# growlerwerks river? growler



## slamkal (Apr 8, 2009)

excuse the shameless plug. I know this isn't boating per se, but I just got in on the kickstarter for the growlerwerks growler. Some crazy kayaker friends quit their jobs (when their company shut down) and decided to do something with their beer appreciation skills.

they are making a 64 and 128oz growler that is co2 pressurized, double wall stainless, has sight glass and locking tap handle. Figured that would be a great option for a long weekend trip where I want to bring some of my local microbrew or some beer out of my tap.

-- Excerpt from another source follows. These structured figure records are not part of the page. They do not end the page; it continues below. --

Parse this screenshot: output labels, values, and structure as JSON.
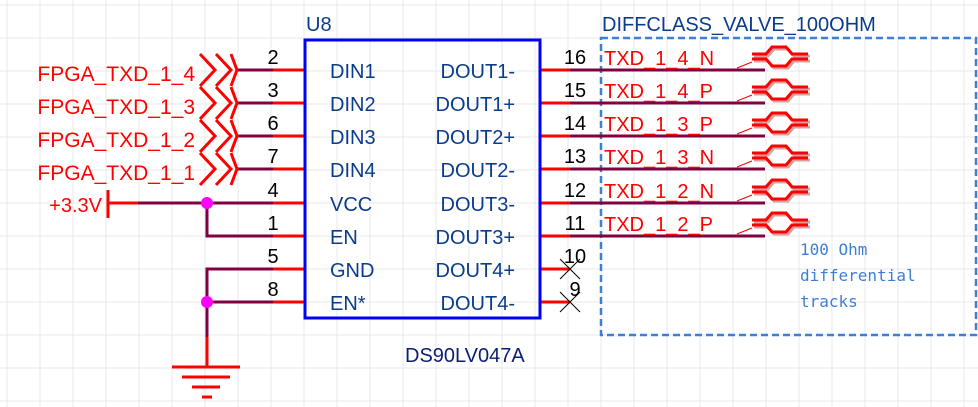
{
  "component": {
    "designator": "U8",
    "part_number": "DS90LV047A",
    "left_pins": [
      {
        "number": "2",
        "name": "DIN1"
      },
      {
        "number": "3",
        "name": "DIN2"
      },
      {
        "number": "6",
        "name": "DIN3"
      },
      {
        "number": "7",
        "name": "DIN4"
      },
      {
        "number": "4",
        "name": "VCC"
      },
      {
        "number": "1",
        "name": "EN"
      },
      {
        "number": "5",
        "name": "GND"
      },
      {
        "number": "8",
        "name": "EN*"
      }
    ],
    "right_pins": [
      {
        "number": "16",
        "name": "DOUT1-"
      },
      {
        "number": "15",
        "name": "DOUT1+"
      },
      {
        "number": "14",
        "name": "DOUT2+"
      },
      {
        "number": "13",
        "name": "DOUT2-"
      },
      {
        "number": "12",
        "name": "DOUT3-"
      },
      {
        "number": "11",
        "name": "DOUT3+"
      },
      {
        "number": "10",
        "name": "DOUT4+"
      },
      {
        "number": "9",
        "name": "DOUT4-"
      }
    ]
  },
  "input_ports": [
    "FPGA_TXD_1_4",
    "FPGA_TXD_1_3",
    "FPGA_TXD_1_2",
    "FPGA_TXD_1_1"
  ],
  "power_port": "+3.3V",
  "output_nets": [
    "TXD_1_4_N",
    "TXD_1_4_P",
    "TXD_1_3_P",
    "TXD_1_3_N",
    "TXD_1_2_N",
    "TXD_1_2_P"
  ],
  "no_connect_pins": [
    "10",
    "9"
  ],
  "diff_class": {
    "name": "DIFFCLASS_VALVE_100OHM",
    "note_lines": [
      "100 Ohm",
      "differential",
      "tracks"
    ]
  },
  "colors": {
    "pin": "#ff0000",
    "wire": "#800040",
    "body": "#0000ff",
    "pin_name": "#0a3c8c",
    "junction": "#ff00ff",
    "net_label": "#ff0000",
    "diff_class_box": "#3c7fd6"
  }
}
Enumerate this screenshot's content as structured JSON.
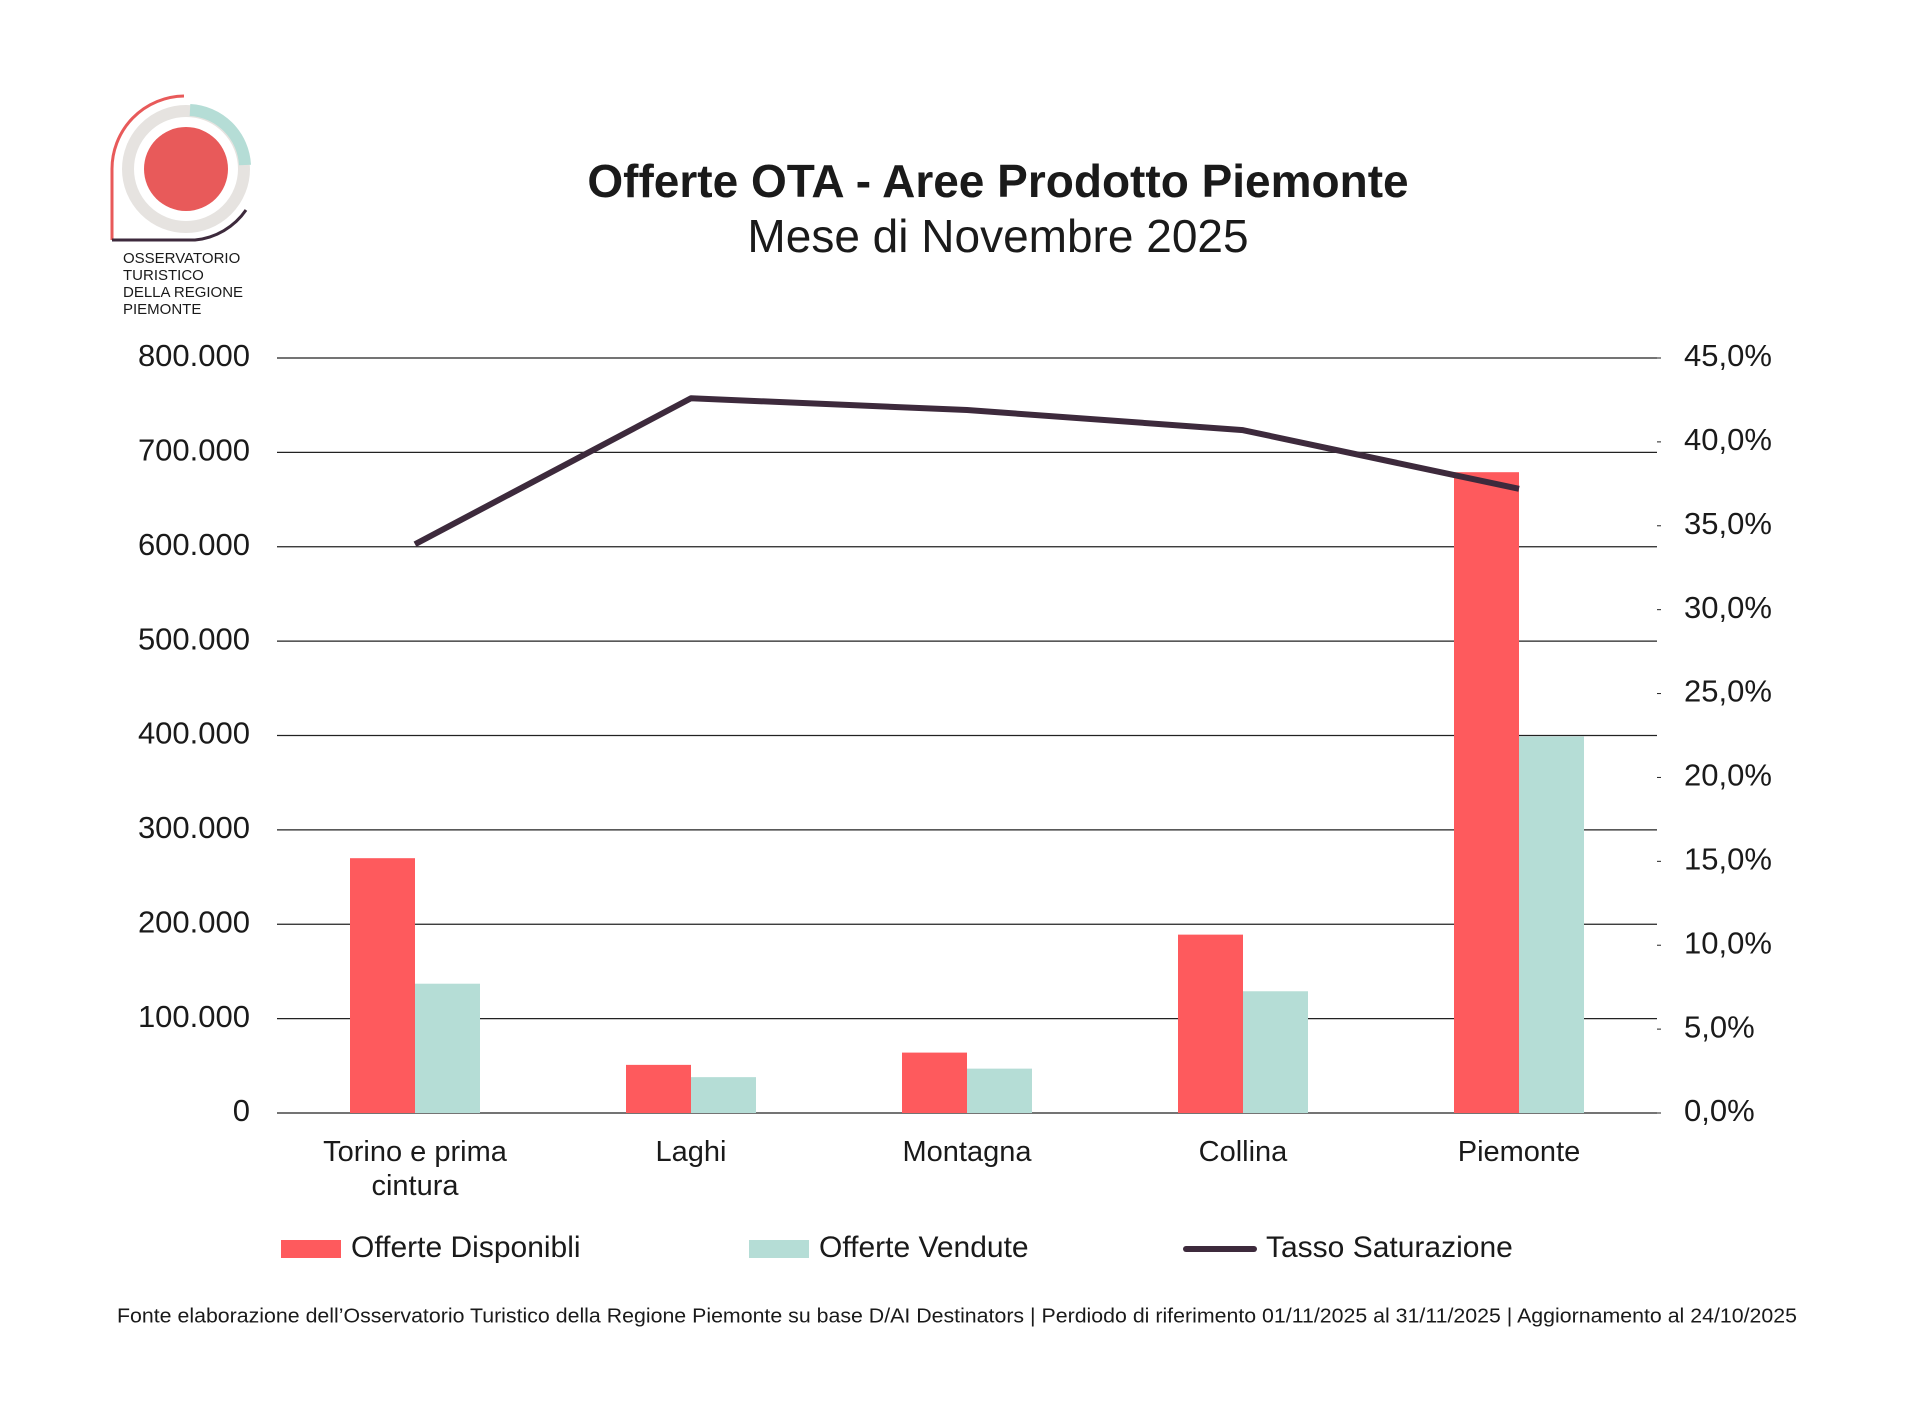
{
  "logo": {
    "lines": [
      "OSSERVATORIO",
      "TURISTICO",
      "DELLA REGIONE",
      "PIEMONTE"
    ]
  },
  "chart_data": {
    "type": "bar",
    "title": "Offerte OTA - Aree Prodotto Piemonte",
    "subtitle": "Mese di Novembre 2025",
    "categories": [
      "Torino e prima cintura",
      "Laghi",
      "Montagna",
      "Collina",
      "Piemonte"
    ],
    "series": [
      {
        "name": "Offerte Disponibli",
        "type": "bar",
        "color": "#fe5a5d",
        "values": [
          270000,
          51000,
          64000,
          189000,
          679000
        ]
      },
      {
        "name": "Offerte Vendute",
        "type": "bar",
        "color": "#b5ddd6",
        "values": [
          137000,
          38000,
          47000,
          129000,
          399000
        ]
      },
      {
        "name": "Tasso Saturazione",
        "type": "line",
        "axis": "y2",
        "color": "#3d2a3c",
        "values": [
          33.9,
          42.6,
          41.9,
          40.7,
          37.2
        ]
      }
    ],
    "ylim": [
      0,
      800000
    ],
    "yticks": [
      0,
      {
        "value": 100000,
        "label": "100.000"
      },
      {
        "value": 200000,
        "label": "200.000"
      },
      {
        "value": 300000,
        "label": "300.000"
      },
      {
        "value": 400000,
        "label": "400.000"
      },
      {
        "value": 500000,
        "label": "500.000"
      },
      {
        "value": 600000,
        "label": "600.000"
      },
      {
        "value": 700000,
        "label": "700.000"
      },
      {
        "value": 800000,
        "label": "800.000"
      }
    ],
    "y2lim": [
      0,
      45
    ],
    "y2ticks": [
      {
        "value": 0,
        "label": "0,0%"
      },
      {
        "value": 5,
        "label": "5,0%"
      },
      {
        "value": 10,
        "label": "10,0%"
      },
      {
        "value": 15,
        "label": "15,0%"
      },
      {
        "value": 20,
        "label": "20,0%"
      },
      {
        "value": 25,
        "label": "25,0%"
      },
      {
        "value": 30,
        "label": "30,0%"
      },
      {
        "value": 35,
        "label": "35,0%"
      },
      {
        "value": 40,
        "label": "40,0%"
      },
      {
        "value": 45,
        "label": "45,0%"
      }
    ],
    "grid": true,
    "legend": "bottom",
    "source": "Fonte elaborazione dell’Osservatorio Turistico della Regione Piemonte su base D/AI Destinators | Perdiodo di riferimento 01/11/2025 al 31/11/2025 | Aggiornamento al 24/10/2025"
  }
}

anybody ever do something similar to get fresh suds on the rio? Most kegs are too long or large or too much beer for an small group overnight trip ...


----------



## DoStep (Jun 26, 2012)

http://www.store.homebrew4less.com/5-Liter-Party-Keg-W_Tap/product info/CB6761

The 5 liter gravity fed keg has always been a crowd pleaser when they appear at happy hour on a river beach. Heineken, grolsch, Becks, st Pauli girl, and others offer them up in this former. Looks like one could use them for home brews if so inclined. Not sure why the German brewers seem to dominate this market niche...


----------



## BrianK (Feb 3, 2005)

slamkal said:


> Most kegs are...too much beer for an small group overnight trip ...


Too much beer?

That pressurized Growler is a great idea though. May have to get one.


----------



## 90Duck (Nov 19, 2012)

I think the Growlerwerks are a really cool concept for home use. They seem a little too complicated and potentially fragile for on river use. I usually bring a couple of freshly filled Hydroflask growlers on river trips and the beer gets consumed so quickly after it's opened that there is no need to worry about keeping it fresh with CO2. At home with just me savoring it over a period of a few days, I think the Growlerwerks idea is brilliant.

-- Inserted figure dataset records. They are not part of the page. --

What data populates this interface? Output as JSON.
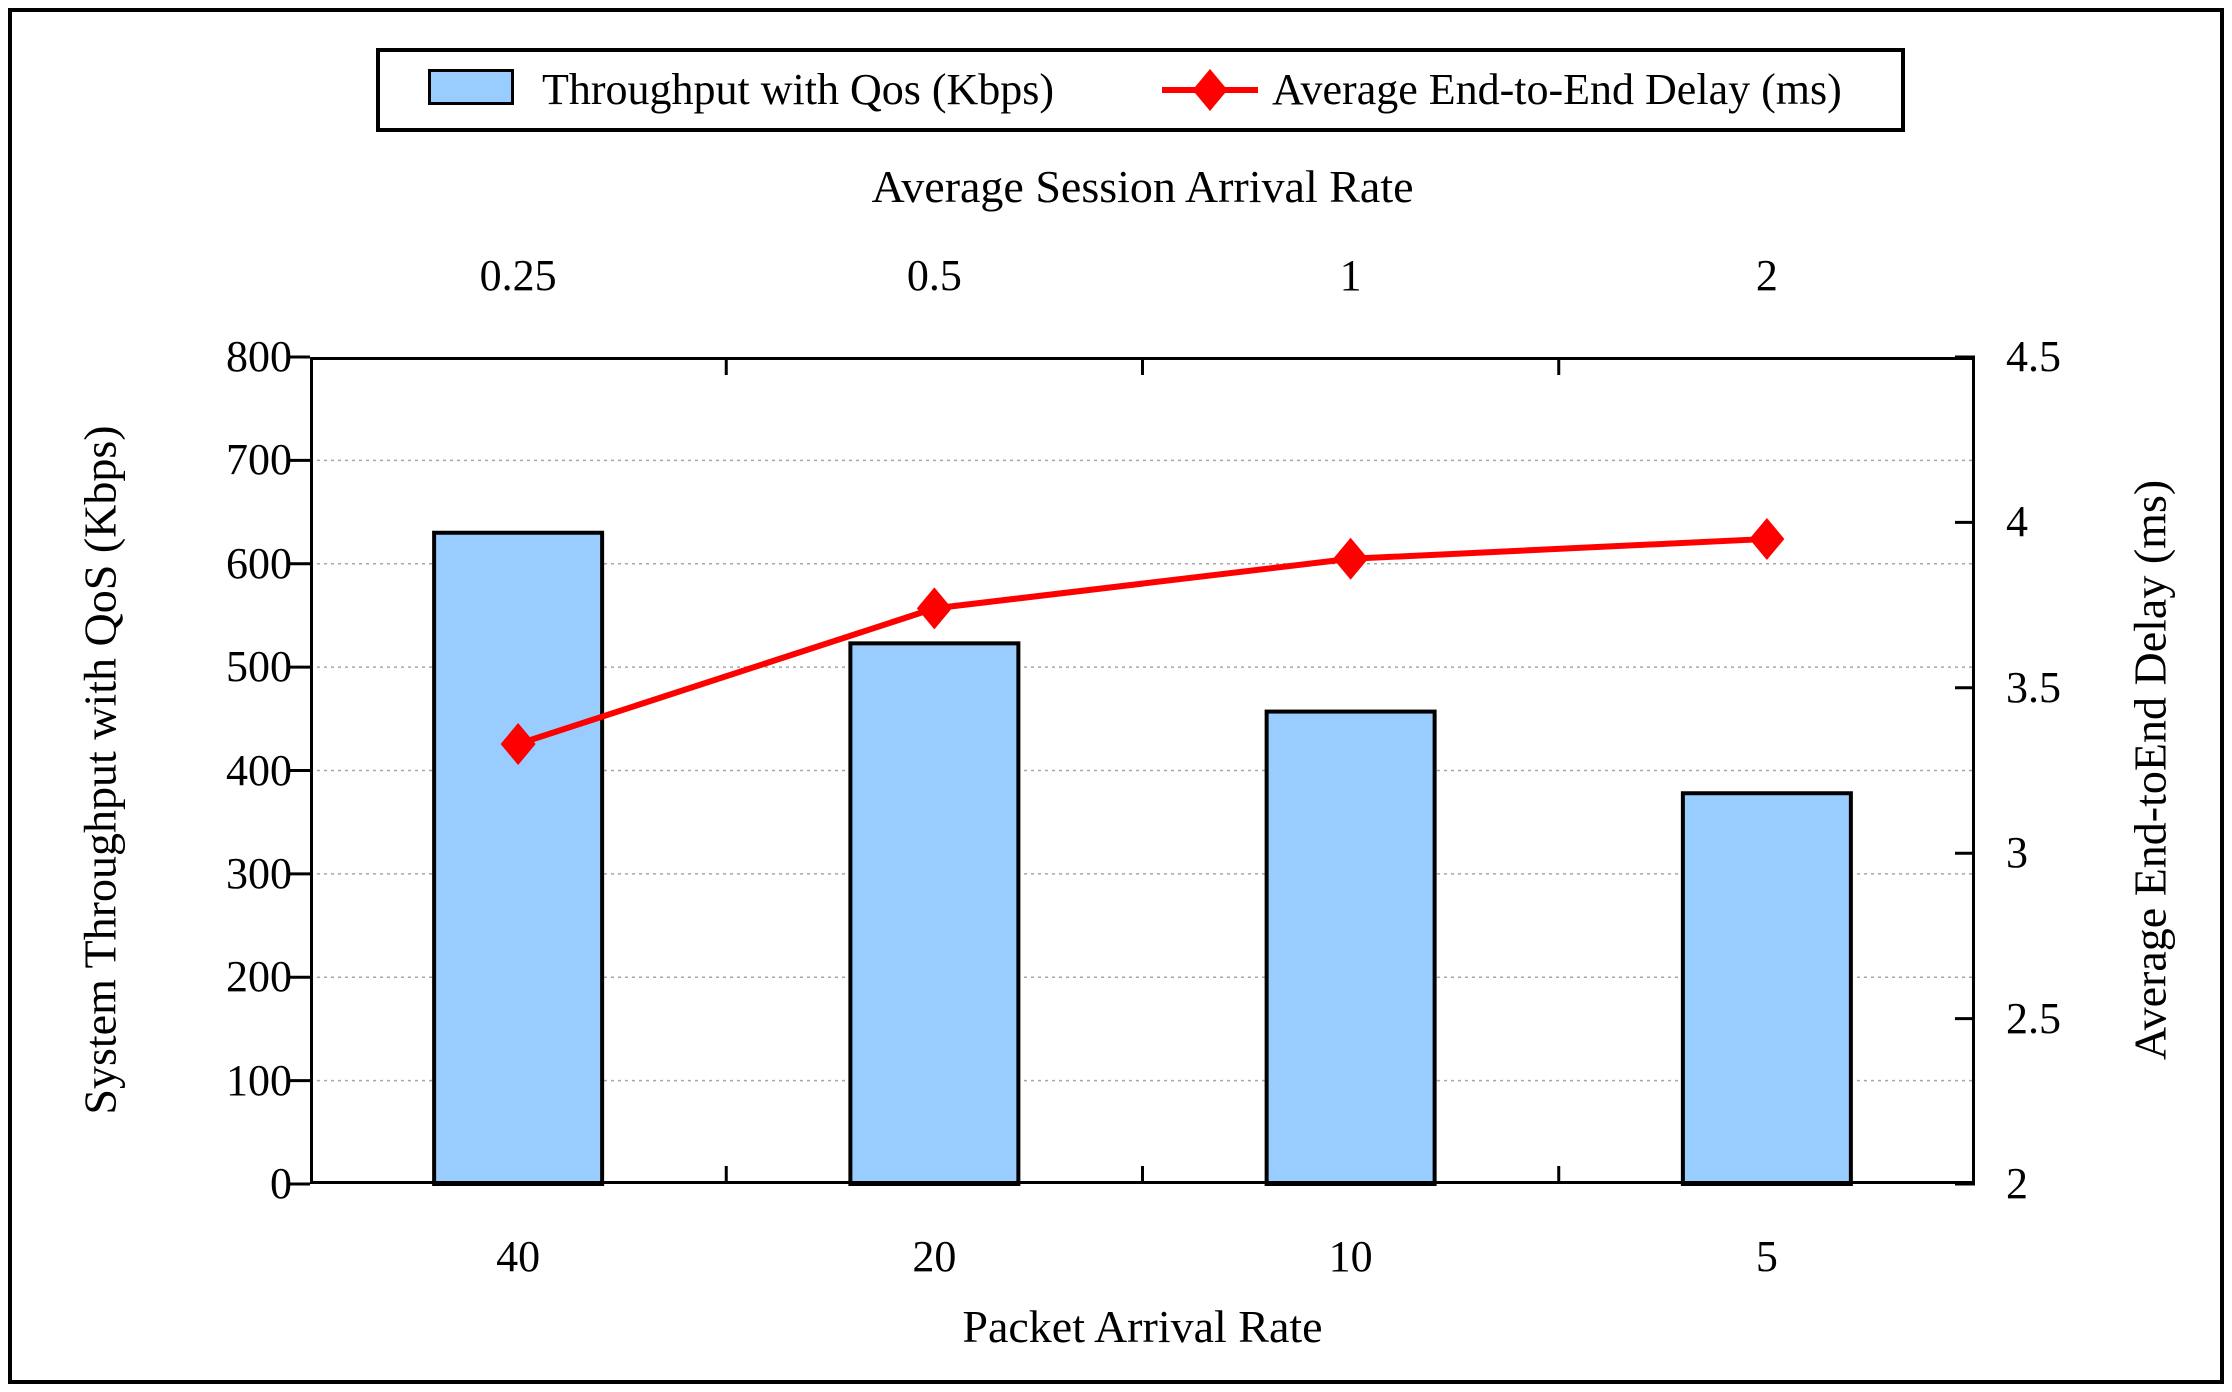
{
  "legend": {
    "items": [
      {
        "label": "Throughput with Qos (Kbps)",
        "swatch": "bar",
        "color": "#99CCFF"
      },
      {
        "label": "Average End-to-End Delay (ms)",
        "swatch": "line-diamond",
        "color": "#FF0000"
      }
    ]
  },
  "axes": {
    "top": {
      "title": "Average Session Arrival Rate",
      "tick_labels": [
        "0.25",
        "0.5",
        "1",
        "2"
      ]
    },
    "bottom": {
      "title": "Packet Arrival Rate",
      "tick_labels": [
        "40",
        "20",
        "10",
        "5"
      ]
    },
    "left": {
      "title": "System Throughput with QoS (Kbps)",
      "tick_labels": [
        "800",
        "700",
        "600",
        "500",
        "400",
        "300",
        "200",
        "100",
        "0"
      ]
    },
    "right": {
      "title": "Average End-toEnd Delay (ms)",
      "tick_labels": [
        "4.5",
        "4",
        "3.5",
        "3",
        "2.5",
        "2"
      ]
    }
  },
  "colors": {
    "bar_fill": "#99CCFF",
    "bar_border": "#000000",
    "line": "#FF0000",
    "grid": "#A8A8A8",
    "axis": "#000000",
    "background": "#FFFFFF"
  },
  "chart_data": {
    "type": "combo",
    "categories": [
      "40",
      "20",
      "10",
      "5"
    ],
    "secondary_categories": [
      "0.25",
      "0.5",
      "1",
      "2"
    ],
    "series": [
      {
        "name": "Throughput with Qos (Kbps)",
        "type": "bar",
        "yaxis": "left",
        "values": [
          630,
          523,
          457,
          378
        ],
        "color": "#99CCFF"
      },
      {
        "name": "Average End-to-End Delay (ms)",
        "type": "line",
        "yaxis": "right",
        "values": [
          3.33,
          3.74,
          3.89,
          3.95
        ],
        "color": "#FF0000",
        "marker": "diamond"
      }
    ],
    "title": "",
    "xlabel": "Packet Arrival Rate",
    "x2label": "Average Session Arrival Rate",
    "ylabel": "System Throughput with QoS (Kbps)",
    "y2label": "Average End-toEnd Delay (ms)",
    "ylim": [
      0,
      800
    ],
    "ystep": 100,
    "y2lim": [
      2,
      4.5
    ],
    "y2step": 0.5,
    "grid": "horizontal-dashed",
    "legend_position": "top"
  }
}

As a side benefit, the insulated Hydroflask growlers are great for making morning coffee into with a #6 cone filter after the beer in them is gone. Keeps any of the morning coffee leftovers plenty hot for afternoon pick me up too.


----------



## Dave Frank (Oct 14, 2003)

5 gal cornelius kegs used to be staple on my trips. They can run horizontally, at least until they approach empty. I had a local brewer that would fill them cheap and well. RIP Oasis Brewery.


https://www.kickstarter.com/project...ssurized-growler-for-fresh-beer?ref=discovery

These really look slick, though I'm not sure they would fare well on the drop to sidewalk test either.


----------